O debate sobre o uso de pesticidas está a tornar-se cada vez mais contencioso na Europa. Como parte da iniciativa Green Deal, lançada em dezembro do ano passado, a Comissão Europeia está a rever a Diretiva de Uso Sustentável de Pesticidas. Mas este é um esforço que apenas leva a uma discussão mais fundamental sobre o uso sustentável de pesticidas.

Nessa discussão fundamental, levantam-se questões como: a Europa pode ajudar a alimentar uma população crescente e manter a atividade dos agricultores, ao mesmo tempo que reduz o impacto da agricultura no clima e na biodiversidade? Os agricultores podem produzir alimentos suficientes sem pesticidas? Os pesticidas podem fazer parte do manejo inteligente de pragas, que usa novas e inovadoras tecnologias?

No primeiro aniversário Acordo Verde, a Bayer promove um webinar ao estilo de Oxford sobre resiliência, onde duas equipas se vão ‘enfrentar’, tendo como moção para o debate “Os pesticidas não são necessários para um sistema alimentar resiliente na União Europeia”.

Registe-se para assistir. O debate começa hoje às 16h45 (hora portuguesa).

iPlanta debate tecnologia RNAi

As conferências iPlanta regressaram este ano num formato diferente do habitual, com três webinars sobre a tecnologia RNA de intervenção (RNAi) e um painel de oradores constituído por investigadores internacionais.

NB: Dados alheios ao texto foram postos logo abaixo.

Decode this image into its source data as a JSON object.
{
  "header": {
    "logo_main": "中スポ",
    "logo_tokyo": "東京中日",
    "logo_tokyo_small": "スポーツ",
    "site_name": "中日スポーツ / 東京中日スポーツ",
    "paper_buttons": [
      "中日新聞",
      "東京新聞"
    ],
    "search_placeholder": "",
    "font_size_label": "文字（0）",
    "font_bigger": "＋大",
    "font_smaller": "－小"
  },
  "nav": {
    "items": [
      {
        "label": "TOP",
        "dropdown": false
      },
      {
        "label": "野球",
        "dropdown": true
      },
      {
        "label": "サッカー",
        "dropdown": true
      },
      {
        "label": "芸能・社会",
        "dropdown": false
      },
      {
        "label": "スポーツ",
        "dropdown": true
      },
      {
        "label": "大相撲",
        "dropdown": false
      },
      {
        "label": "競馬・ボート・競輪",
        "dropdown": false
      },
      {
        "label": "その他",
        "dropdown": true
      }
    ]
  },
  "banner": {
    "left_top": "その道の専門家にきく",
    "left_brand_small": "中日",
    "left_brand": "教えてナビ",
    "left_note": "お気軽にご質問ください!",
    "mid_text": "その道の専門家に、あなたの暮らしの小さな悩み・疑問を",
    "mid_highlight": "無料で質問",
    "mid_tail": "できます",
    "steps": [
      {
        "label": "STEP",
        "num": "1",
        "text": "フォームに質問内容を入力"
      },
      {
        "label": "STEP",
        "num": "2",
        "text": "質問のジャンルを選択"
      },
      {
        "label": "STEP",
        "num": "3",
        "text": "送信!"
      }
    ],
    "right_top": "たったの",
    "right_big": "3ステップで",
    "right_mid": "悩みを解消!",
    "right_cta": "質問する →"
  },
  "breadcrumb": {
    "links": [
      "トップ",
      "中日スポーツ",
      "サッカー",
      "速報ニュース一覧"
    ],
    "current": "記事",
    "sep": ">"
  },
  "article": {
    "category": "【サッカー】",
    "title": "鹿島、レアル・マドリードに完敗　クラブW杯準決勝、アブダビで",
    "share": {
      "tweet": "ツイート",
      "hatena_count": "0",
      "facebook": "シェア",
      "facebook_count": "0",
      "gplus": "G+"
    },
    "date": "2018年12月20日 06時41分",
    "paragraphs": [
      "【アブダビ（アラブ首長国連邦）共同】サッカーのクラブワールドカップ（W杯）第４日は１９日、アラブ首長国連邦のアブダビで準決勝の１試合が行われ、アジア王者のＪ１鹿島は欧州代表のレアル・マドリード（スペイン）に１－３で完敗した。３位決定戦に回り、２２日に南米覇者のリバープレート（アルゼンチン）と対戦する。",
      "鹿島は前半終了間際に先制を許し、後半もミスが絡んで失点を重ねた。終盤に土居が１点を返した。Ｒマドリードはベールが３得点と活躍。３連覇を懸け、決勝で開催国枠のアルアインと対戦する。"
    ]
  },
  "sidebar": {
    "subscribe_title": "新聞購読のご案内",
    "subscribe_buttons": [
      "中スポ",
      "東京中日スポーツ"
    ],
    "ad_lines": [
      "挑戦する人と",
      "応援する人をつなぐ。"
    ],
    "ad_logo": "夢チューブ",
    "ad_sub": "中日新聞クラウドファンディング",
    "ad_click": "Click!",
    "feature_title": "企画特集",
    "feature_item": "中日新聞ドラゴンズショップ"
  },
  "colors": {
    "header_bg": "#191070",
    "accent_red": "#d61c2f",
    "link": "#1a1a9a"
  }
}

Depois do tema “Desenvolvimento de pesticidas à base de RNAi: novas oportunidades”, no dia 1 de dezembro, a 4ª edição das conferências iPlanta recomeça hoje, às 17h00, desta vez dedicada à biossegurança ambiental dos pesticidas à base de RNAi. O terceiro e último dia deste evento será a 14 de dezembro, também às 17h00, onde se falará de questões regulatórias.

A participação é gratuita mas requer inscrição. Assista aos vídeos da primeira sessão aqui e aqui.

iPlanta é uma ação COST, uma organização europeia que promove e financia o networking em investigação e tecnologia. Presidida por Bruno Mezzetti, visa rever as aplicações existentes e futuras do RNAi, criar uma base de dados de bioinformática, desenvolver protocolos de biossegurança específicos, definir requisitos de monitorização pós-mercado e métodos para plantas de RNAi, e incentivar, promover e divulgar relatórios de investigação feitos por cientistas envolvidos em estudos relacionados com RNAi.

A importância das Conferências iPlanta reside na necessidade urgente de encontrar soluções mais eficazes, através da aplicação de RNAi, uma das novas técnicas de reprodução, no combate às interações patogénicas enfrentadas pelas culturas, responsáveis pela perda de quantidades substanciais da produção agrícola mundial, incluindo em Portugal, onde todos os anos se perdem cerca de 40 % de culturas. Em termos globais, os números são semelhantes: segundo estimativas da Organização das Nações Unidas para a Alimentação e Agricultura (FAO), entre 20% a 40% das culturas são destruídas todos os anos devido a pragas e doenças.

Com o estimado aumento populacional, a agricultura moderna enfrenta um dos seus maiores desafios: garantir o abastecimento de alimentos para 10 mil milhões de pessoas daqui a apenas 30 anos. A aplicação da tecnologia RNAi promete responder com eficácia a esse desafio.